Key Responsibilities:
- Design, build, and maintain scalable ETL/ELT data pipelines using PySpark, SQL, and AWS Glue.
- Optimize data models, implement effective partitioning strategies, and perform performance tuning on large datasets.
- Manage and deploy data solutions on AWS services including Glue, EMR, S3, Lambda, Redshift, and Athena.
- Use Terraform, CloudFormation, or CDK for infrastructure-as-code development and management.
- Apply distributed computing concepts using Apache Spark (PySpark) and Hadoop to process and analyze big data.
- Develop CI/CD pipelines to support automated and efficient data engineering workflows.

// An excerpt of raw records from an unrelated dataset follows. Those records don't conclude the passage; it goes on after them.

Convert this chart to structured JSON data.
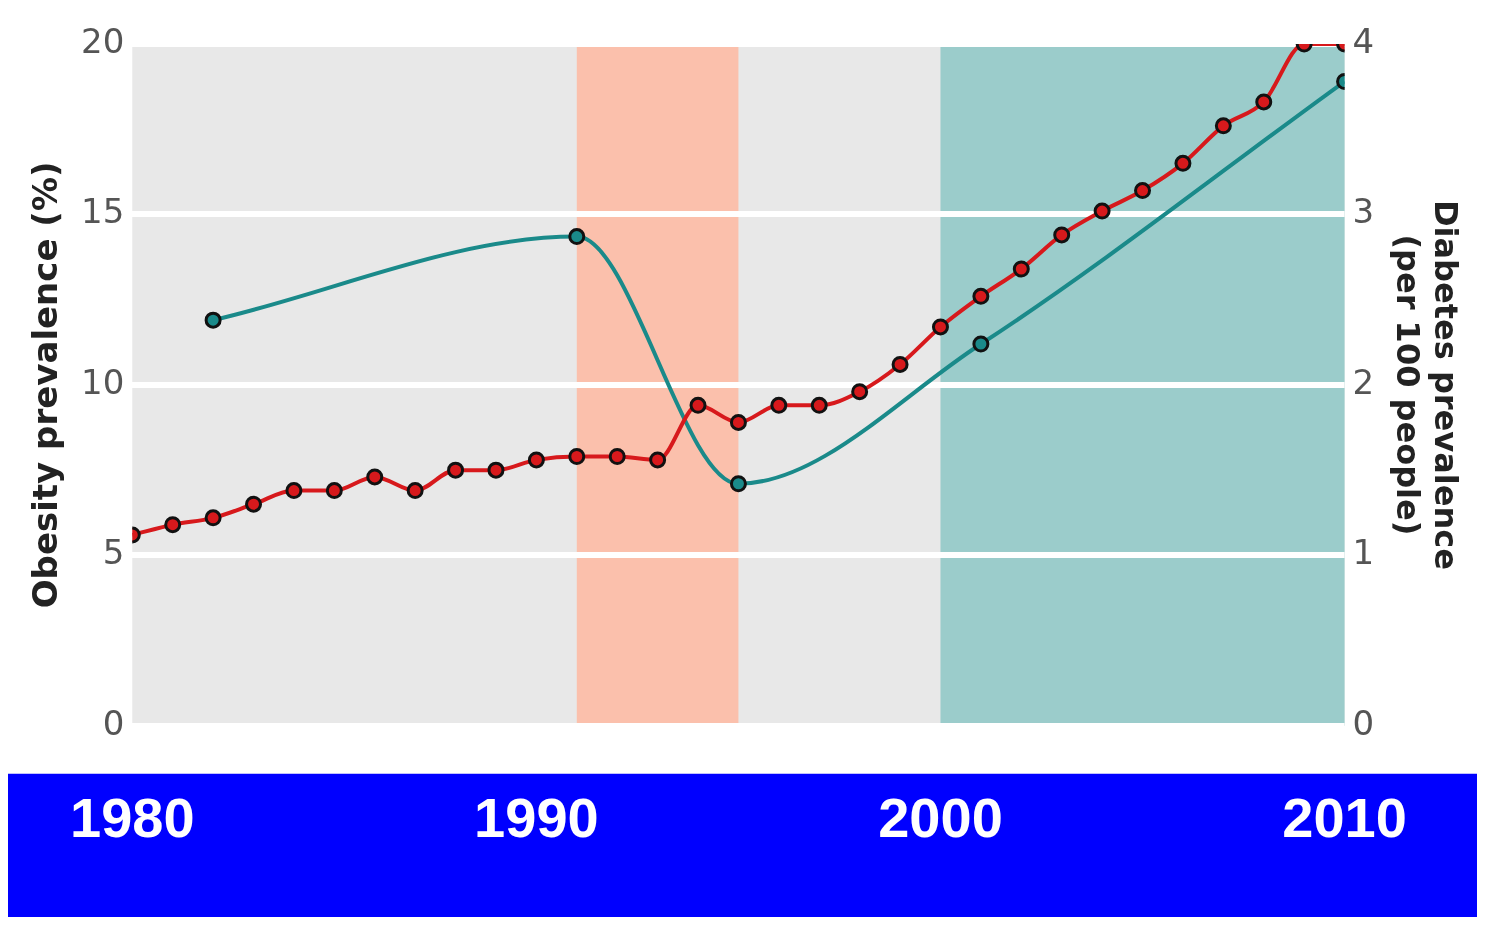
{
  "chart_data": {
    "type": "line",
    "ylabel": "Obesity prevalence (%)",
    "y2label": "Diabetes prevalence\n(per 100 people)",
    "xlim": [
      1980,
      2010
    ],
    "xticks": [
      1980,
      1990,
      2000,
      2010
    ],
    "ylim": [
      0,
      20
    ],
    "yticks": [
      0,
      5,
      10,
      15,
      20
    ],
    "y2lim": [
      0,
      4
    ],
    "y2ticks": [
      0,
      1,
      2,
      3,
      4
    ],
    "grid": "y",
    "legend": false,
    "marker": "circle",
    "line_style": "solid",
    "bands": [
      {
        "axis": "x",
        "from": 1991,
        "to": 1995,
        "color": "#fbc0ac"
      },
      {
        "axis": "x",
        "from": 2000,
        "to": 2010,
        "color": "#9bcccb"
      }
    ],
    "series": [
      {
        "color": "#d7191c",
        "x": [
          1980,
          1981,
          1982,
          1983,
          1984,
          1985,
          1986,
          1987,
          1988,
          1989,
          1990,
          1991,
          1992,
          1993,
          1994,
          1995,
          1996,
          1997,
          1998,
          1999,
          2000,
          2001,
          2002,
          2003,
          2004,
          2005,
          2006,
          2007,
          2008,
          2009,
          2010
        ],
        "values": [
          5.6,
          5.9,
          6.1,
          6.5,
          6.9,
          6.9,
          7.3,
          6.9,
          7.5,
          7.5,
          7.8,
          7.9,
          7.9,
          7.8,
          9.4,
          8.9,
          9.4,
          9.4,
          9.8,
          10.6,
          11.7,
          12.6,
          13.4,
          14.4,
          15.1,
          15.7,
          16.5,
          17.6,
          18.3,
          20,
          20
        ]
      },
      {
        "color": "#1a8a8a",
        "axis": "y2",
        "x": [
          1982,
          1991,
          1995,
          2001,
          2010
        ],
        "values": [
          2.38,
          2.87,
          1.42,
          2.24,
          3.78
        ]
      }
    ]
  }
}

- Ensure data security, governance, and compliance by implementing IAM, KMS, and Lake Formation.
- Work with additional data platforms such as Snowflake, Databricks, or Apache Airflow.
- Implement real-time data streaming solutions using Kinesis, Kafka, or Flink.
- Write clean, maintainable code in Python, SQL, and Shell Scripting.
- Collaborate closely with business stakeholders to gather requirements and deliver impactful data solutions.
- Provide technical leadership and mentorship to junior engineers, promoting best practices and continuous improvement.